On a Historical Perspective

06.30 Unknown 0 Comments

I mean, what the hell, right?

What is with these old games?

Why are the retroclones so damn popular? So popular that the most played version of Dungeons & Dragons isn't called Dungeons & Dragons. So popular that the design aesthetic is influencing the modern version of the game. What is the deal? What is the plain secret answer?

I do not play role-playing games as a form of wish fulfillment.

Hm. Maybe I could be more clear. I do not play role-playing games as a form of wish fulfillment.

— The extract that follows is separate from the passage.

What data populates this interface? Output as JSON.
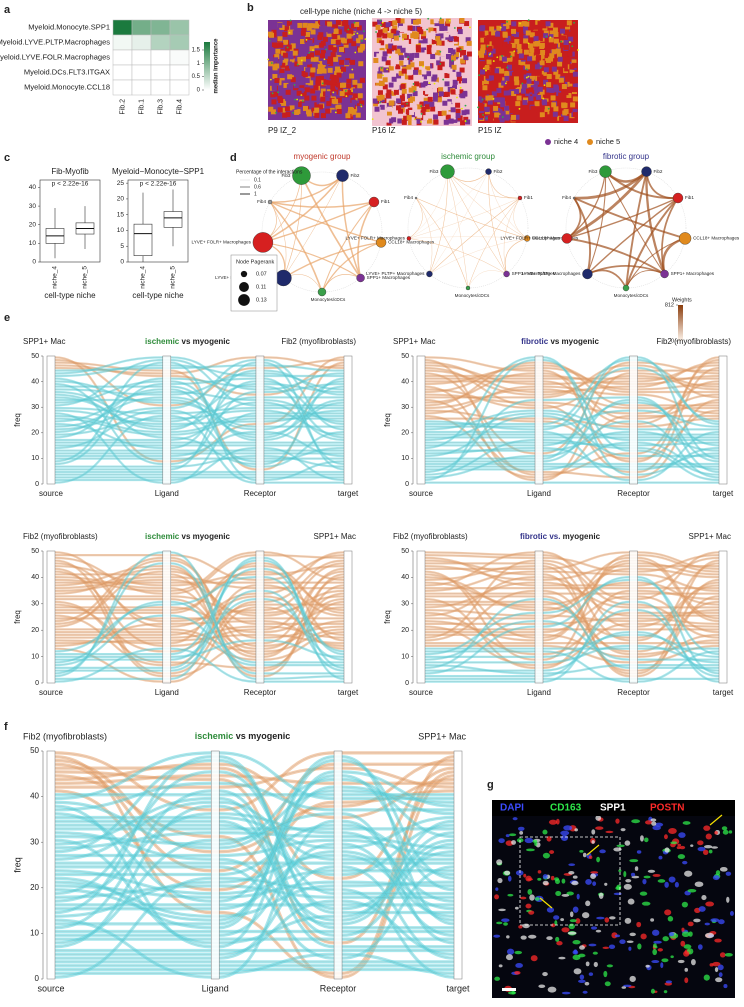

I was flipping through some old Dragon magazines the other day from the early 3.0 era. The entire magazine was given over to classes, feats and various other things that one could pick to design, enhance, or build one's character. None of those things have anything to do with the play of the game.  It isn't your special feat that wins the encounter -- encounters in most modern games are designed to be beaten. When you are faced with a choice about what your character does, it isn't the meta-magic feat [maximize spell] that determines their course of action, nor their trained arcane skill. Picking those isn't playing the game. Once you've done the important part, making the choice, the dice rolling and combat is all just resolution.

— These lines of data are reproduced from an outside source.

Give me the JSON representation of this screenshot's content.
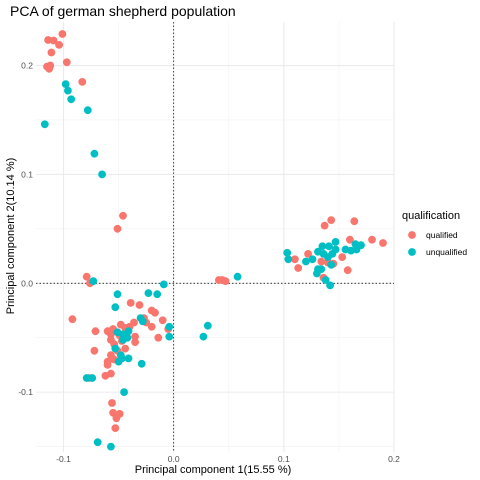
{
  "chart_data": {
    "type": "scatter",
    "title": "PCA of german shepherd population",
    "xlabel": "Principal component 1(15.55 %)",
    "ylabel": "Principal component 2(10.14 %)",
    "xlim": [
      -0.125,
      0.2
    ],
    "ylim": [
      -0.155,
      0.24
    ],
    "x_ticks": [
      -0.1,
      0.0,
      0.1,
      0.2
    ],
    "x_tick_labels": [
      "-0.1",
      "0.0",
      "0.1",
      "0.2"
    ],
    "y_ticks": [
      -0.1,
      0.0,
      0.1,
      0.2
    ],
    "y_tick_labels": [
      "-0.1",
      "0.0",
      "0.1",
      "0.2"
    ],
    "grid": true,
    "reference_lines": {
      "x": 0,
      "y": 0,
      "style": "dotted"
    },
    "legend": {
      "title": "qualification",
      "placement": "right"
    },
    "series": [
      {
        "name": "qualified",
        "color": "#F8766D",
        "points": [
          [
            -0.101,
            0.229
          ],
          [
            -0.114,
            0.2235
          ],
          [
            -0.109,
            0.223
          ],
          [
            -0.104,
            0.219
          ],
          [
            -0.111,
            0.212
          ],
          [
            -0.112,
            0.2
          ],
          [
            -0.115,
            0.199
          ],
          [
            -0.113,
            0.197
          ],
          [
            -0.097,
            0.203
          ],
          [
            -0.083,
            0.185
          ],
          [
            -0.046,
            0.062
          ],
          [
            -0.051,
            0.05
          ],
          [
            -0.079,
            0.006
          ],
          [
            -0.076,
            0.0
          ],
          [
            -0.092,
            -0.033
          ],
          [
            -0.039,
            -0.018
          ],
          [
            -0.031,
            -0.02
          ],
          [
            -0.02,
            -0.025
          ],
          [
            -0.017,
            -0.027
          ],
          [
            -0.027,
            -0.032
          ],
          [
            -0.036,
            -0.036
          ],
          [
            -0.04,
            -0.04
          ],
          [
            -0.048,
            -0.038
          ],
          [
            -0.044,
            -0.041
          ],
          [
            -0.055,
            -0.042
          ],
          [
            -0.06,
            -0.044
          ],
          [
            -0.057,
            -0.047
          ],
          [
            -0.049,
            -0.048
          ],
          [
            -0.047,
            -0.053
          ],
          [
            -0.057,
            -0.052
          ],
          [
            -0.054,
            -0.056
          ],
          [
            -0.035,
            -0.054
          ],
          [
            -0.035,
            -0.049
          ],
          [
            -0.025,
            -0.036
          ],
          [
            -0.02,
            -0.04
          ],
          [
            -0.01,
            -0.034
          ],
          [
            -0.005,
            -0.042
          ],
          [
            -0.014,
            -0.05
          ],
          [
            -0.044,
            -0.06
          ],
          [
            -0.051,
            -0.062
          ],
          [
            -0.057,
            -0.066
          ],
          [
            -0.054,
            -0.07
          ],
          [
            -0.06,
            -0.072
          ],
          [
            -0.06,
            -0.075
          ],
          [
            -0.057,
            -0.083
          ],
          [
            -0.071,
            -0.044
          ],
          [
            -0.072,
            -0.062
          ],
          [
            -0.062,
            -0.085
          ],
          [
            -0.077,
            -0.087
          ],
          [
            -0.056,
            -0.11
          ],
          [
            -0.049,
            -0.12
          ],
          [
            -0.055,
            -0.119
          ],
          [
            -0.052,
            -0.124
          ],
          [
            -0.053,
            -0.133
          ],
          [
            0.041,
            0.003
          ],
          [
            0.044,
            0.003
          ],
          [
            0.047,
            0.002
          ],
          [
            0.137,
            0.053
          ],
          [
            0.143,
            0.058
          ],
          [
            0.164,
            0.057
          ],
          [
            0.18,
            0.04
          ],
          [
            0.19,
            0.037
          ],
          [
            0.16,
            0.04
          ],
          [
            0.153,
            0.024
          ],
          [
            0.158,
            0.012
          ],
          [
            0.122,
            0.027
          ],
          [
            0.134,
            0.02
          ],
          [
            0.14,
            0.019
          ],
          [
            0.145,
            0.018
          ],
          [
            0.136,
            0.005
          ],
          [
            0.11,
            0.022
          ],
          [
            0.113,
            0.014
          ]
        ]
      },
      {
        "name": "unqualified",
        "color": "#00BFC4",
        "points": [
          [
            -0.098,
            0.183
          ],
          [
            -0.096,
            0.177
          ],
          [
            -0.093,
            0.169
          ],
          [
            -0.117,
            0.146
          ],
          [
            -0.078,
            0.159
          ],
          [
            -0.072,
            0.119
          ],
          [
            -0.065,
            0.1
          ],
          [
            -0.073,
            0.002
          ],
          [
            -0.009,
            -0.001
          ],
          [
            -0.023,
            -0.009
          ],
          [
            -0.015,
            -0.01
          ],
          [
            -0.051,
            -0.01
          ],
          [
            -0.053,
            -0.022
          ],
          [
            -0.043,
            -0.049
          ],
          [
            -0.046,
            -0.052
          ],
          [
            -0.046,
            -0.047
          ],
          [
            -0.042,
            -0.05
          ],
          [
            -0.041,
            -0.044
          ],
          [
            -0.051,
            -0.045
          ],
          [
            -0.053,
            -0.06
          ],
          [
            -0.048,
            -0.066
          ],
          [
            -0.047,
            -0.069
          ],
          [
            -0.05,
            -0.072
          ],
          [
            -0.03,
            -0.032
          ],
          [
            -0.028,
            -0.035
          ],
          [
            -0.041,
            -0.069
          ],
          [
            -0.029,
            -0.074
          ],
          [
            -0.004,
            -0.04
          ],
          [
            -0.004,
            -0.049
          ],
          [
            -0.074,
            -0.087
          ],
          [
            -0.079,
            -0.087
          ],
          [
            -0.045,
            -0.1
          ],
          [
            -0.069,
            -0.146
          ],
          [
            -0.057,
            -0.15
          ],
          [
            0.031,
            -0.039
          ],
          [
            0.027,
            -0.049
          ],
          [
            0.058,
            0.006
          ],
          [
            0.103,
            0.028
          ],
          [
            0.104,
            0.022
          ],
          [
            0.12,
            0.02
          ],
          [
            0.126,
            0.022
          ],
          [
            0.131,
            0.029
          ],
          [
            0.136,
            0.027
          ],
          [
            0.135,
            0.034
          ],
          [
            0.141,
            0.034
          ],
          [
            0.147,
            0.031
          ],
          [
            0.147,
            0.038
          ],
          [
            0.156,
            0.031
          ],
          [
            0.161,
            0.03
          ],
          [
            0.165,
            0.036
          ],
          [
            0.17,
            0.035
          ],
          [
            0.166,
            0.031
          ],
          [
            0.144,
            0.027
          ],
          [
            0.14,
            0.024
          ],
          [
            0.143,
            0.017
          ],
          [
            0.131,
            0.013
          ],
          [
            0.134,
            0.013
          ],
          [
            0.138,
            0.003
          ],
          [
            0.142,
            -0.002
          ],
          [
            0.13,
            0.009
          ]
        ]
      }
    ]
  }
}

You see, the reason I play role-playing games is for the role-assumption, the exploration, the adventure. Do I pull the lever? Can I think of the right questions to ask? What will I find here? Can I come up with a good plan? The character I select is just the broadest tool, in the sense that it affects my stance and how I approach the game. Picking the character isn't playing the game.

Now this hasn't always been true. I was a teenager once, staring slack-jawed at He-Man; watching Adam the incompetent oaf infuse himself with power from his mighty metal penis of Greyskull to become the Platonic ideal of an alpha male.

Gary and Dave were around my age when they wrote this game. The audience for their game however was not. They were a bit younger. One can plainly follow the development of the changes in the game in the years that followed as their audience grew. And now that we have reached their age, we play the game the way they did.

Funny thing, that.

So next time you see someone shaking their head at 'those angry grognards', or someone who just doesn't understand why someone would want to play that game without all those feats and bells and whistles, just send them here. Those bells and whistles, feats and encounter powers and other detritus of empowerment fantasies aren't Fantasy Adventure. They are just little marks put down on a sheet.

When you wonder why people are distasteful of crunch heavy character build systems, know it's not because there's something intrinsically wrong with empowerment fantasies. It is just that there are people that prefer masturbatory activities to be private.